Here in Galatians, Paul appears to be critiquing the socially constructed binary of male/female within the churches. As a woman, I wonder whether it felt freeing to be considered as a “brother,” a co-heir of Christ, in early Christian communities. Given the status of adult women as essentially minors under the law, would I have welcomed the agency and full respect that came with being counted among the adult brothers?

Clothed with Christ

Galatians 3:27 is the dynamic heart of the passage, and perhaps the surest foundation for a strong moral interpretation.

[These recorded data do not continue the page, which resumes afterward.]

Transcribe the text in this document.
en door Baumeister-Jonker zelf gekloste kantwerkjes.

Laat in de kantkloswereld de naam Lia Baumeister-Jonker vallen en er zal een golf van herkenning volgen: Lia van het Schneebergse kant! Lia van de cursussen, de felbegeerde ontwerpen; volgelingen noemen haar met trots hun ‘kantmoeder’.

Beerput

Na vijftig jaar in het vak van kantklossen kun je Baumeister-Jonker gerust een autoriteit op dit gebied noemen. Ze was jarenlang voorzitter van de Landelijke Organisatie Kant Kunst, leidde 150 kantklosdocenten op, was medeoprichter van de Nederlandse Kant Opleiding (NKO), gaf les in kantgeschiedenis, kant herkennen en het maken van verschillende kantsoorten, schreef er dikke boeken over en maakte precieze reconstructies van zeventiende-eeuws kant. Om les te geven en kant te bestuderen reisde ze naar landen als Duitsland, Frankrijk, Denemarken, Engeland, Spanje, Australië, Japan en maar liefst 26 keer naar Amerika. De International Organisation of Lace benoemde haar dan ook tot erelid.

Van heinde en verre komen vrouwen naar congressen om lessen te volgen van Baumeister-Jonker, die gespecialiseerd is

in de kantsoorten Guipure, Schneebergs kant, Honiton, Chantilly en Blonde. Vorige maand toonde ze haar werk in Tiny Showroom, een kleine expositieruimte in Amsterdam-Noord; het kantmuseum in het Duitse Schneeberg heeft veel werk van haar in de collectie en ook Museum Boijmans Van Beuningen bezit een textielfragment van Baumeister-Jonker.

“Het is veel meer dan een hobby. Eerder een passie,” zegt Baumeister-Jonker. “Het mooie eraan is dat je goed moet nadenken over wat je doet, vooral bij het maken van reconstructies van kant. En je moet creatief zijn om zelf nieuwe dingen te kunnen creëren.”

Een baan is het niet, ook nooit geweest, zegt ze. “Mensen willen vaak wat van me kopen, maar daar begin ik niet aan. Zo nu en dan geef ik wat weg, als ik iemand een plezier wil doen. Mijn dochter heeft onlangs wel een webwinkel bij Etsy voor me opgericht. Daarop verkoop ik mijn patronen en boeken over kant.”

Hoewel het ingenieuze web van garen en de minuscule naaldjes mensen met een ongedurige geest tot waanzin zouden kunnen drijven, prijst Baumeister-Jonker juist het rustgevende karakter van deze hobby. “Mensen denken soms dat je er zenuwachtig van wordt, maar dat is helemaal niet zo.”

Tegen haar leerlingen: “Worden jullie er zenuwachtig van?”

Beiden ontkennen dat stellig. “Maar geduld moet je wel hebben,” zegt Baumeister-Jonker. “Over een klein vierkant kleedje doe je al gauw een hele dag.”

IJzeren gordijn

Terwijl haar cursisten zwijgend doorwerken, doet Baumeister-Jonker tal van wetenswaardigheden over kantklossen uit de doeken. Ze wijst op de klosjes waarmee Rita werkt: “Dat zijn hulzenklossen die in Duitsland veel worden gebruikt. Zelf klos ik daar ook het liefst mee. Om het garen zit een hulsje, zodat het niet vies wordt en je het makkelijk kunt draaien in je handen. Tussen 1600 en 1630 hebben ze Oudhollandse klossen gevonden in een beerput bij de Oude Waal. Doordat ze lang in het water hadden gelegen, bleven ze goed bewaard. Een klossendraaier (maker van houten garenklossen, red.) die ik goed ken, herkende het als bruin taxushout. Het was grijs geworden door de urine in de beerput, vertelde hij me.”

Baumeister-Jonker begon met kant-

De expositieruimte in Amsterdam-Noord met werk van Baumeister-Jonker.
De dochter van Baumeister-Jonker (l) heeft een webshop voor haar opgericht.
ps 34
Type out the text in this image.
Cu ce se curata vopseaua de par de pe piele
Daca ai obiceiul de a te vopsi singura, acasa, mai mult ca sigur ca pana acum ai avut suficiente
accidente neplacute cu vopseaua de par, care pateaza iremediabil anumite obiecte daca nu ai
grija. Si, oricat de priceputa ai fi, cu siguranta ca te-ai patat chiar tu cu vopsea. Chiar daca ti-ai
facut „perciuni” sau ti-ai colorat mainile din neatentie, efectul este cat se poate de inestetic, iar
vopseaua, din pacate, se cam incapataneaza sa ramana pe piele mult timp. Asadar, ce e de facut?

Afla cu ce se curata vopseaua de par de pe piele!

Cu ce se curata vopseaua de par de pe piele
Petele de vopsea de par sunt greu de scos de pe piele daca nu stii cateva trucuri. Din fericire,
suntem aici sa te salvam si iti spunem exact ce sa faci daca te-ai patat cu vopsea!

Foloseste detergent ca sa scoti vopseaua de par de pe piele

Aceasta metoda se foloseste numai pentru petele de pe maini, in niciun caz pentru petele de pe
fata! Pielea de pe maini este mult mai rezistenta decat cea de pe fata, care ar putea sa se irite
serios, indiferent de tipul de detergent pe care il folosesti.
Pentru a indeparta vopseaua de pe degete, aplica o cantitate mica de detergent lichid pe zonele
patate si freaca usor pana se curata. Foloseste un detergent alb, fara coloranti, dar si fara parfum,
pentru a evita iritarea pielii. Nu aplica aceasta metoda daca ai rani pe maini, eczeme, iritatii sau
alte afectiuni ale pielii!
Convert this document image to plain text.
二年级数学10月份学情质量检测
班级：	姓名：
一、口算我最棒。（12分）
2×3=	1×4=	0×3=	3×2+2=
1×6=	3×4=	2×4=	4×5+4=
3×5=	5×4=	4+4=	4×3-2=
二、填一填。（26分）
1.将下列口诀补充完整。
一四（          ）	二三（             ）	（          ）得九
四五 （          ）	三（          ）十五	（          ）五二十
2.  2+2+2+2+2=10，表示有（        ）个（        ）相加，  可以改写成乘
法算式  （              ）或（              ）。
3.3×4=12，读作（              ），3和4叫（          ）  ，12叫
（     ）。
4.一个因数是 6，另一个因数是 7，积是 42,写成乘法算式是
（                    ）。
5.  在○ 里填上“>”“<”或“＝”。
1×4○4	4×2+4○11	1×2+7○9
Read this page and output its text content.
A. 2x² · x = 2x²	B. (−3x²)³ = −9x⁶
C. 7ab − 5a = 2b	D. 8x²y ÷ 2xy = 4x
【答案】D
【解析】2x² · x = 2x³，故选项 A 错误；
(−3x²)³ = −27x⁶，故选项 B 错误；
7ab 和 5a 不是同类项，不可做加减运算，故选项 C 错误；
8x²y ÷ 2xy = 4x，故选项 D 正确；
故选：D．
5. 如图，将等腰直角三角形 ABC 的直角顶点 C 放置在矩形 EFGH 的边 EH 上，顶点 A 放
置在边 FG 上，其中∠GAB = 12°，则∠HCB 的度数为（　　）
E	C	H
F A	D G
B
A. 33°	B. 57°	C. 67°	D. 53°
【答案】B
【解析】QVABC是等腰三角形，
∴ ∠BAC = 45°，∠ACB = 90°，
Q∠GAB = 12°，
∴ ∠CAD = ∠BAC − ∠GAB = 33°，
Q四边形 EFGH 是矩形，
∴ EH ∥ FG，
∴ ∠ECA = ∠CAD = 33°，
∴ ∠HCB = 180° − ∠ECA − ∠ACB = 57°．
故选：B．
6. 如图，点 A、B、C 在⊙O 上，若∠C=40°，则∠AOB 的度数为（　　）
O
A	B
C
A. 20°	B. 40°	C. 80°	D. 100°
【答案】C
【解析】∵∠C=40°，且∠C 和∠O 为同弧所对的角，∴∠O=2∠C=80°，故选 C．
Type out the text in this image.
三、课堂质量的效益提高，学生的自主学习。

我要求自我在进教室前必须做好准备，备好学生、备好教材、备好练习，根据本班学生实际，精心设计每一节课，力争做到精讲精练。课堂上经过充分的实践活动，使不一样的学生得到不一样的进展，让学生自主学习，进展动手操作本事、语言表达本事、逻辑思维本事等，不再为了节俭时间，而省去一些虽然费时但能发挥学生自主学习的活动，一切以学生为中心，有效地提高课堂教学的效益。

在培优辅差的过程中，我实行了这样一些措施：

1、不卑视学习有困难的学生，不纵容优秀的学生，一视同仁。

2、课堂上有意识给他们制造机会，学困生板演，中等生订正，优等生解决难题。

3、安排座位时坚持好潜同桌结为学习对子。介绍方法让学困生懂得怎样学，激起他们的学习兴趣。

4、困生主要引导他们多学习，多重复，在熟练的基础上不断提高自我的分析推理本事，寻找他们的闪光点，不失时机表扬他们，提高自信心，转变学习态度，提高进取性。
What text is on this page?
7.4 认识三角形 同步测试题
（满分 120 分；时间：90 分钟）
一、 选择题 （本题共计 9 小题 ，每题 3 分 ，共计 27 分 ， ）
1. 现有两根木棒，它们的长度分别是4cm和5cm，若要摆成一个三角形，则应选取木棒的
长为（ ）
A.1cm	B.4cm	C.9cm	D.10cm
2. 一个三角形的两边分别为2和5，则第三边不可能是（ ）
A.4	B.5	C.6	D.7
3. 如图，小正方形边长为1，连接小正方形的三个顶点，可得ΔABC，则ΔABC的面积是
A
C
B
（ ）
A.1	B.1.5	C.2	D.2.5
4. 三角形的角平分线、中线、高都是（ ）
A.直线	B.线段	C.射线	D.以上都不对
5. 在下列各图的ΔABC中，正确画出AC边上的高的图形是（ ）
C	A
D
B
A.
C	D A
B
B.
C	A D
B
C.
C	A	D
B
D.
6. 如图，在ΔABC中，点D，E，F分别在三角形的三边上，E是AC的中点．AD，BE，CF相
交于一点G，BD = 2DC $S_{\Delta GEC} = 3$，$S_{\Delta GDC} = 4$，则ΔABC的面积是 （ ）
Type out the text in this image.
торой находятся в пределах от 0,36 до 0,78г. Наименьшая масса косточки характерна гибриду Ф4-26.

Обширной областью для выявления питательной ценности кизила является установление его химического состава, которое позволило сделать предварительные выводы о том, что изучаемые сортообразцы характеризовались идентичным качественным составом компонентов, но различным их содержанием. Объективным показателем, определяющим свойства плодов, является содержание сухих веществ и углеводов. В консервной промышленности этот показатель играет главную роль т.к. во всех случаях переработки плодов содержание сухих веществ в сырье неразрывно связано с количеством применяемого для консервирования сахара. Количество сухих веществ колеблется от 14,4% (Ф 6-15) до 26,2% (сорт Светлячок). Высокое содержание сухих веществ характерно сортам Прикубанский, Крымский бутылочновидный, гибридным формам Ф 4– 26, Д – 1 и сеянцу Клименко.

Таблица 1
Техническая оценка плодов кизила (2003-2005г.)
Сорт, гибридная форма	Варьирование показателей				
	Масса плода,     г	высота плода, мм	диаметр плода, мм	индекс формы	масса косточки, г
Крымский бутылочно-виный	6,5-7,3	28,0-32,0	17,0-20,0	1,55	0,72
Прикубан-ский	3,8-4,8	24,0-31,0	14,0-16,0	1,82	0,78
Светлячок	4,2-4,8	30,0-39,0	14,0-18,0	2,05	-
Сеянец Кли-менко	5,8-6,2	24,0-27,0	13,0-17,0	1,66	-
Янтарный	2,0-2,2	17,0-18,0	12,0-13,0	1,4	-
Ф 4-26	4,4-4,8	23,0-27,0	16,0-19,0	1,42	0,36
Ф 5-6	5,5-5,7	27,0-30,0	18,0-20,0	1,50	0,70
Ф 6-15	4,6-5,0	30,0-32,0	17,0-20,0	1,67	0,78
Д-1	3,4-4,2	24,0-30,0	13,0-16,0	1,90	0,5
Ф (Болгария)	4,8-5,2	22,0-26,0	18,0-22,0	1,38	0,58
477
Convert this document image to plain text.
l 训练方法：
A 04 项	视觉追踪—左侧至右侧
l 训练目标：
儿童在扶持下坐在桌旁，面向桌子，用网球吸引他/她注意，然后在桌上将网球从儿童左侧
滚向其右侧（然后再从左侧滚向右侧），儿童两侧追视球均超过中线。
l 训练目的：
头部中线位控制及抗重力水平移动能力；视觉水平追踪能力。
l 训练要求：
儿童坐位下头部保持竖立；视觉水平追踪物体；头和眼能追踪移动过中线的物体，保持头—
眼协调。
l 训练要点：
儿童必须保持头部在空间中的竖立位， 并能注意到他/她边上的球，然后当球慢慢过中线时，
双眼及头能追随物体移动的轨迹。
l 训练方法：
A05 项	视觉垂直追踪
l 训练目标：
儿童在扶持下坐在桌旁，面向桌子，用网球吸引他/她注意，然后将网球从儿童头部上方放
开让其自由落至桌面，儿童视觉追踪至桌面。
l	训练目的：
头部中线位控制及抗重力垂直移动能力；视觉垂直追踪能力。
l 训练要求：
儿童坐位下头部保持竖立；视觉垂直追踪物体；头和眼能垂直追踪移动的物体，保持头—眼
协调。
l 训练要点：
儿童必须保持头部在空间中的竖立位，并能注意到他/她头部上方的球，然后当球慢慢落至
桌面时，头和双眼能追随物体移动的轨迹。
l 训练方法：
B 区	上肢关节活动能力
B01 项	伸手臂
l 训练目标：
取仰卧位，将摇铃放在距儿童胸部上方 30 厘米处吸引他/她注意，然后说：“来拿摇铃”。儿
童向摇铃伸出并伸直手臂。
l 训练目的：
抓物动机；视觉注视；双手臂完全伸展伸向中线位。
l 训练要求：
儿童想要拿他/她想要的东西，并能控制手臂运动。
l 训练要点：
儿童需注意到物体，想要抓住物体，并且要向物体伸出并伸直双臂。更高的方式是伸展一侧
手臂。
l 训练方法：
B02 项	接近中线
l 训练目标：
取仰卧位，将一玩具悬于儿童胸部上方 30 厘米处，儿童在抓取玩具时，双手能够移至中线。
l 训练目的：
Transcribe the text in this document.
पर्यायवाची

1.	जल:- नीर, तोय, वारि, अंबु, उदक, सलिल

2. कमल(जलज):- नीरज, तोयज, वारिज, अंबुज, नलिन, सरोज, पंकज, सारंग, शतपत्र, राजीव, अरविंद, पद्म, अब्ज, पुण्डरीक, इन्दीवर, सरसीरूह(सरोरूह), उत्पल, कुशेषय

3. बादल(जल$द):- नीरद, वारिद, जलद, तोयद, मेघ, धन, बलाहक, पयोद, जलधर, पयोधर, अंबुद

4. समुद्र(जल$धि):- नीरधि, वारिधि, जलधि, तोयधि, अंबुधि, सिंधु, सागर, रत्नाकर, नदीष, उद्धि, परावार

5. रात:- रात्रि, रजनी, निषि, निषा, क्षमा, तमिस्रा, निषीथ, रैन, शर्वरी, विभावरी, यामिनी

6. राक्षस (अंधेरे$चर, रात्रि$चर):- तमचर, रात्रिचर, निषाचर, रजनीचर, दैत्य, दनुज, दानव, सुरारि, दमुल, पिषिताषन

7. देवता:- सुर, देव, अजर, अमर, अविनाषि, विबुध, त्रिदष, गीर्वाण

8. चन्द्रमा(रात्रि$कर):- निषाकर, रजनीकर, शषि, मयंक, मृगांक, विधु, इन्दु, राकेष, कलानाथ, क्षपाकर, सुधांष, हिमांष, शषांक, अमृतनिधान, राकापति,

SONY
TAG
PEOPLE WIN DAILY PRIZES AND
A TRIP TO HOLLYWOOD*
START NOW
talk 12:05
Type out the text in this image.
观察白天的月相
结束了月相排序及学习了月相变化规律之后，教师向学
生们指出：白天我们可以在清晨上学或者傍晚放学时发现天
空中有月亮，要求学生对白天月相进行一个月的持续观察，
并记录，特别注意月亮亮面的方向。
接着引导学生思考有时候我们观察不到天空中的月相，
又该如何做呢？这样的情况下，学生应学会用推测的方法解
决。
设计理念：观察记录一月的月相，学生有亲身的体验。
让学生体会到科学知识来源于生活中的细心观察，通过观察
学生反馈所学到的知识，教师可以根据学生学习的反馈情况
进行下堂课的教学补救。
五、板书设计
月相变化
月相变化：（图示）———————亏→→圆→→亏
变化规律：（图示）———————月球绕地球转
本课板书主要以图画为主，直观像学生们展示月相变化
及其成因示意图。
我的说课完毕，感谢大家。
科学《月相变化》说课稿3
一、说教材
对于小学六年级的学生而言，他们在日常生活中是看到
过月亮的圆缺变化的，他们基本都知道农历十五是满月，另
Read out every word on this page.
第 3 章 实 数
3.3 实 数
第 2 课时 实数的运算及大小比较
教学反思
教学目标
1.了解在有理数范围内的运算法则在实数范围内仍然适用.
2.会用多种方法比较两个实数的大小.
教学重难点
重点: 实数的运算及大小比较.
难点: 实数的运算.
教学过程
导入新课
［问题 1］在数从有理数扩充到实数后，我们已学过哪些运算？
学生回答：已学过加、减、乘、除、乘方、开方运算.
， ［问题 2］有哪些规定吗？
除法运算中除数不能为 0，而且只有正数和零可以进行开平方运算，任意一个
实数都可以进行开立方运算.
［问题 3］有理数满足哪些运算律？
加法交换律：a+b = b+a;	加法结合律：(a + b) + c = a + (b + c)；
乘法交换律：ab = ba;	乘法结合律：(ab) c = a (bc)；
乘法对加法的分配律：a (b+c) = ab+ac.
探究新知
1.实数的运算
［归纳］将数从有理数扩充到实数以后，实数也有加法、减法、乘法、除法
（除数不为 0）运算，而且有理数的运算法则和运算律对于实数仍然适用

As we have seen, from the point of view of a twenty-first century democracy, Paul’s radical reordering of human relationships before God does not now seem nearly radical enough. To understand ourselves as clothed with Christ, who risked himself entirely for God’s purposes, is to apprehend our full responsibility as adult heirs of God, people with both the grace and the responsibility to discern the implications of Paul’s vision in ever-widening circles, preparing the world for the fullness of God’s presence. Since the day of the cross, the power of God has been on the move:

  • to call people into dynamic relationship with God;
  • to invite us into communities of well-being beyond constricting gender norms;
  • and to effect freedom, full agency, and respect for all people.

Resources:

Blount, Brian K., General Editor. True to Our Native Land: An African American New Testament Commentary. Minneapolis, Fortress, 2007.

Nanos, Mark D. Reading Paul Within Judaism. Eugene, OR: Cascade Books, 2017.

Polaski, Susan Hack. A Feminist Introduction to Paul. St. Louis, MO: Chalice Press, 2005.